Guter Vater, der Teufel in Person
Ungefähr zur gleichen Zeit, als die Dreharbeiten zu Escobar: Paradise Lost begannen, gab es mehrere Projekte, die sich mit dem Leben des berühmt-berüchtigten Drogenbarons Pablo Escobar beschäftigen, allen voran Joe Carnahans Killing Pablo, dem aber schließlich das Geld ausging. Das ambitionierte Projekt Escobar: Paradise Lost war zugleich das Regiedebüt von Schauspieler Andrea Di Stefano, den vor allem die zwei Seiten dieses Mannes interessierten, der von seiner Familie als Vorzeigeehemann und -vater beschrieben wurde, dann aber wieder zu unvorstellbaren Gräueltaten fähig war.
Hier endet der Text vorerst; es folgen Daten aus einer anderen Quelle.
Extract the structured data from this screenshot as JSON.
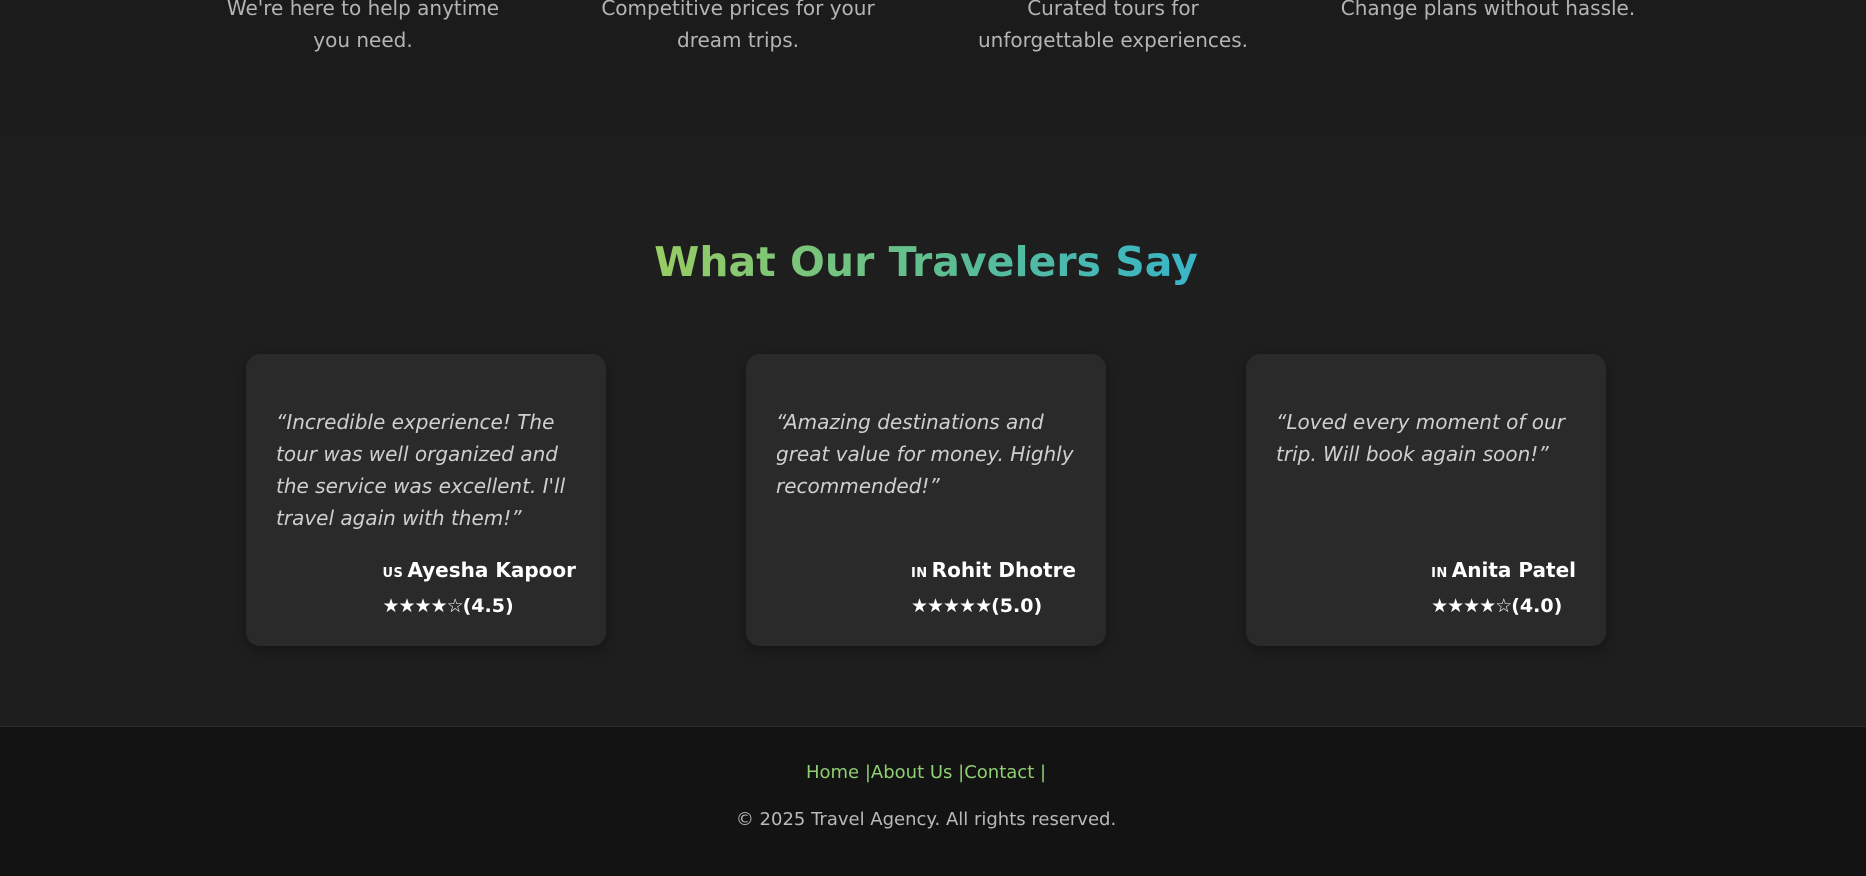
{
  "features": [
    {
      "description": "We're here to help anytime you need."
    },
    {
      "description": "Competitive prices for your dream trips."
    },
    {
      "description": "Curated tours for unforgettable experiences."
    },
    {
      "description": "Change plans without hassle."
    }
  ],
  "testimonials": {
    "title": "What Our Travelers Say",
    "cards": [
      {
        "quote": "“Incredible experience! The tour was well organized and the service was excellent. I'll travel again with them!”",
        "flag": "US",
        "name": "Ayesha Kapoor",
        "stars": "★★★★☆",
        "score": "(4.5)",
        "rating": 4.5
      },
      {
        "quote": "“Amazing destinations and great value for money. Highly recommended!”",
        "flag": "IN",
        "name": "Rohit Dhotre",
        "stars": "★★★★★",
        "score": "(5.0)",
        "rating": 5.0
      },
      {
        "quote": "“Loved every moment of our trip. Will book again soon!”",
        "flag": "IN",
        "name": "Anita Patel",
        "stars": "★★★★☆",
        "score": "(4.0)",
        "rating": 4.0
      }
    ]
  },
  "footer": {
    "links": [
      {
        "label": "Home"
      },
      {
        "label": "About Us"
      },
      {
        "label": "Contact"
      }
    ],
    "separator": "|",
    "copyright": "© 2025 Travel Agency. All rights reserved."
  },
  "colors": {
    "accent_green": "#8fcf73",
    "title_gradient_start": "#99cc63",
    "title_gradient_end": "#38b5c9",
    "card_bg": "#2a2a2a",
    "page_bg": "#1b1b1b"
  }
}
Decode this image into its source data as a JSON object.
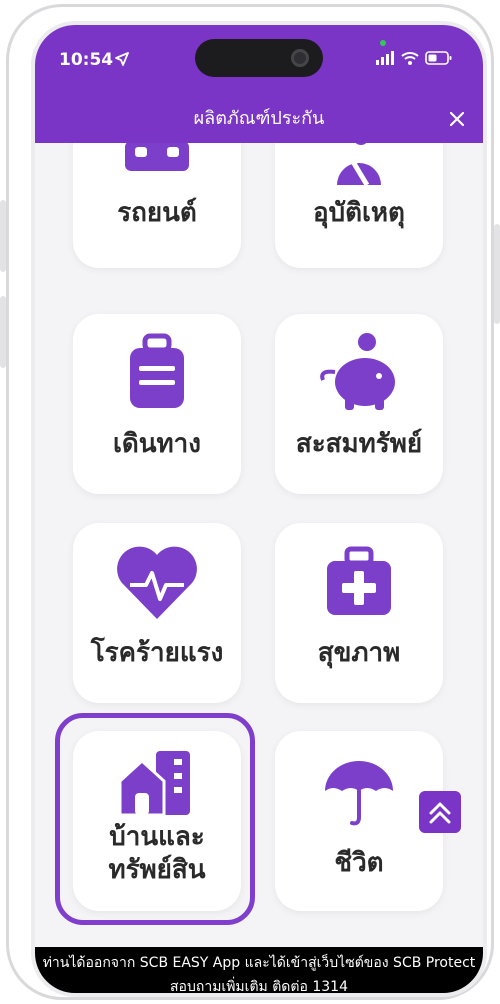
{
  "status_bar": {
    "time": "10:54"
  },
  "header": {
    "title": "ผลิตภัณฑ์ประกัน"
  },
  "products": [
    {
      "label": "รถยนต์",
      "icon": "car-icon"
    },
    {
      "label": "อุบัติเหตุ",
      "icon": "accident-icon"
    },
    {
      "label": "เดินทาง",
      "icon": "luggage-icon"
    },
    {
      "label": "สะสมทรัพย์",
      "icon": "piggy-bank-icon"
    },
    {
      "label": "โรคร้ายแรง",
      "icon": "heart-pulse-icon"
    },
    {
      "label": "สุขภาพ",
      "icon": "first-aid-kit-icon"
    },
    {
      "label_line1": "บ้านและ",
      "label_line2": "ทรัพย์สิน",
      "icon": "home-property-icon",
      "selected": true
    },
    {
      "label": "ชีวิต",
      "icon": "umbrella-icon"
    }
  ],
  "notice": {
    "line1": "ท่านได้ออกจาก SCB EASY App และได้เข้าสู่เว็บไซต์ของ SCB Protect",
    "line2": "สอบถามเพิ่มเติม ติดต่อ 1314"
  },
  "colors": {
    "brand": "#7a35c6",
    "icon": "#7b3fc9",
    "background": "#f4f4f6"
  }
}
Diese Aussage Di Stefanos aus einem Interview anlässlich der Vorstellung Escobar: Paradise Lost auf dem Filmfest München, findet sich in der Erzählweise des Filmes wieder, welche sich an die Tradition von Filmen wie GoodFellas – Drei Jahrzehnte in der Mafia ansiedelt. Der Außenseiter Nick empfindet, spätestens nach dem Kennenlernen seine spätere Gattin Maria, dieses Kolumbien ebenfalls als ein Paradies, sodass es passt, wenn er von dem schieren Reichtum, der Sorglosigkeit und der insgesamt familiären Atmosphäre wie berauscht ist. Ähnlich naiv wie sein Bruder, dessen Traum von einer Bar an der kolumbianischen Küste nicht die örtlichen Gangs miteinbezog, ist seine Perspektive eine aus Verdrängung, Ignoranz und einer Überschätzung, die sich jedoch auflöst, als er dem von Benicio Del Toro gespielten Escobar gegenübersteht, der wie eine Vaterfigur wirkt. Di Stefano, der auch das Drehbuch zum Film schrieb, bedient beide Sichtweisen, die naive zu Anfang, die der beginnenden Desillusionierung und schließlich die der Todesangst, als Nick bemerkt, dass dieser Mensch, der sich wie ein Vater ihm gegenüber benahm, zu einem Teufel werden kann.
Der Sog des Bösen
Für einen Thriller wären die beschriebenen Punkte mehr als ausreichend, doch so richtig entscheiden kann sich Di Stefanos Film dann doch nicht, ob er sich dieser Richtung voll und ganz verschreiben will oder ob er an einer Darstellung des Personenkults um Escobar interessiert ist, wie es später in der Serie Narcos der Fall war. Zwar macht Josh Hutcherson seine Sache durchaus gut und zeigt Nick als einen Sympathieträger in diesem Narrativ, doch so richtig zünden will seine Geschichte einfach nicht, dafür bedient sie sich einfach an zu vielen bekannten Elementen, welche zudem noch erzählerisch berechenbar sind. Narrativ und auch visuell interessanter hingegen ist da schon eher die Darstellung Pablo Escobars, den Del Toro mit viel Pathos und Gravitas spielt.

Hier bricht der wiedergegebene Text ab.